Me digo: “Vamos, llora. ¿Qué sentido tiene
ser adulto y no tener voz? ¡Llora fuerte!
¡Verás quién te responde!”. Esto es llamada y respuesta.
Tenemos que clamar especialmente fuerte para alcanzar
a nuestros ángeles, quienes difícilmente nos escuchan; se esconden
en las jarras del silencio llenadas durante nuestras guerras.

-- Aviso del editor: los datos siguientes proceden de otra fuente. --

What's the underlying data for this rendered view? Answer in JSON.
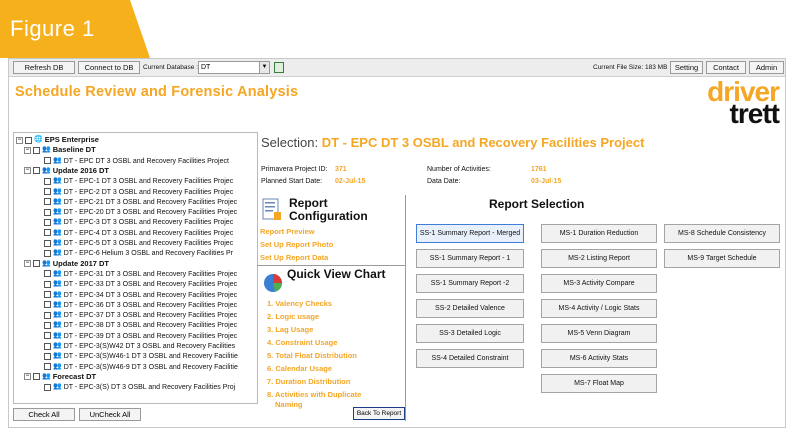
{
  "figure_label": "Figure 1",
  "toolbar": {
    "refresh_db": "Refresh DB",
    "connect_db": "Connect to DB",
    "current_db_label": "Current Database :",
    "current_db_value": "DT",
    "file_size": "Current File Size: 183 MB",
    "setting": "Setting",
    "contact": "Contact",
    "admin": "Admin"
  },
  "app_title": "Schedule Review and Forensic Analysis",
  "logo": {
    "line1": "driver",
    "line2": "trett"
  },
  "tree": {
    "root": "EPS Enterprise",
    "groups": [
      {
        "name": "Baseline DT",
        "items": [
          "DT - EPC DT 3 OSBL and Recovery Facilities Project"
        ]
      },
      {
        "name": "Update 2016 DT",
        "items": [
          "DT - EPC-1 DT 3 OSBL and Recovery Facilities Projec",
          "DT - EPC-2 DT 3 OSBL and Recovery Facilities Projec",
          "DT - EPC-21 DT 3 OSBL and Recovery Facilities Projec",
          "DT - EPC-20 DT 3 OSBL and Recovery Facilities Projec",
          "DT - EPC-3 DT 3 OSBL and Recovery Facilities Projec",
          "DT - EPC-4 DT 3 OSBL and Recovery Facilities Projec",
          "DT - EPC-5 DT 3 OSBL and Recovery Facilities Projec",
          "DT - EPC-6 Helium 3 OSBL and Recovery Facilities Pr"
        ]
      },
      {
        "name": "Update 2017 DT",
        "items": [
          "DT - EPC-31 DT 3 OSBL and Recovery Facilities Projec",
          "DT - EPC-33 DT 3 OSBL and Recovery Facilities Projec",
          "DT - EPC-34 DT 3 OSBL and Recovery Facilities Projec",
          "DT - EPC-36 DT 3 OSBL and Recovery Facilities Projec",
          "DT - EPC-37 DT 3 OSBL and Recovery Facilities Projec",
          "DT - EPC-38 DT 3 OSBL and Recovery Facilities Projec",
          "DT - EPC-39 DT 3 OSBL and Recovery Facilities Projec",
          "DT - EPC-3(S)W42 DT 3 OSBL and Recovery Facilities",
          "DT - EPC-3(S)W46-1 DT 3 OSBL and Recovery Facilitie",
          "DT - EPC-3(S)W46-9 DT 3 OSBL and Recovery Facilitie"
        ]
      },
      {
        "name": "Forecast DT",
        "items": [
          "DT - EPC-3(S) DT 3 OSBL and Recovery Facilities Proj"
        ]
      }
    ]
  },
  "check_all": "Check All",
  "uncheck_all": "UnCheck All",
  "selection": {
    "label": "Selection:",
    "project": "DT - EPC DT 3 OSBL and Recovery Facilities Project",
    "p6_id_label": "Primavera Project ID:",
    "p6_id": "371",
    "planned_start_label": "Planned Start Date:",
    "planned_start": "02-Jul-15",
    "num_activities_label": "Number of Activities:",
    "num_activities": "1761",
    "data_date_label": "Data Date:",
    "data_date": "03-Jul-15"
  },
  "report_config": {
    "title_line1": "Report",
    "title_line2": "Configuration",
    "links": [
      "Report Preview",
      "Set Up Report Photo",
      "Set Up Report Data"
    ]
  },
  "quick_view": {
    "title": "Quick View Chart",
    "items": [
      "1. Valency Checks",
      "2. Logic usage",
      "3. Lag Usage",
      "4. Constraint Usage",
      "5. Total Float Distribution",
      "6. Calendar Usage",
      "7. Duration Distribution",
      "8. Activities with Duplicate",
      "Naming"
    ],
    "back_button": "Back To Report"
  },
  "report_selection": {
    "title": "Report Selection",
    "col1": [
      "SS-1 Summary Report - Merged",
      "SS-1 Summary Report - 1",
      "SS-1 Summary Report -2",
      "SS-2 Detailed Valence",
      "SS-3 Detailed Logic",
      "SS-4 Detailed Constraint"
    ],
    "col2": [
      "MS-1 Duration Reduction",
      "MS-2 Listing Report",
      "MS-3 Activity Compare",
      "MS-4 Activity / Logic Stats",
      "MS-5 Venn Diagram",
      "MS-6 Activity Stats",
      "MS-7 Float Map"
    ],
    "col3": [
      "MS-8 Schedule Consistency",
      "MS-9 Target Schedule"
    ]
  },
  "colors": {
    "accent": "#f5a623",
    "figure_tab": "#f6b01c",
    "active_border": "#3f7ed6"
  }
}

¿Hemos estado de acuerdo con tantas guerras que no podemos escapar
del silencio? Si no levantamos nuestras voces, les permitiremos
a otros (que somos nosotros) robar nuestra casa.
¿Cómo es que hemos escuchado a los grandes pregoneros —Neruda,
Akhmatova, Thoreau, Frederick Douglass— y ahora estamos silenciosos
como gorriones en los pequeños arbustos?
Algunos maestros dicen que nuestra vida pasa en siete días.
¿En qué día de la semana estamos? ¿Ya es jueves?
¡De prisa, llora, ahora! Pronto llegará la noche del domingo.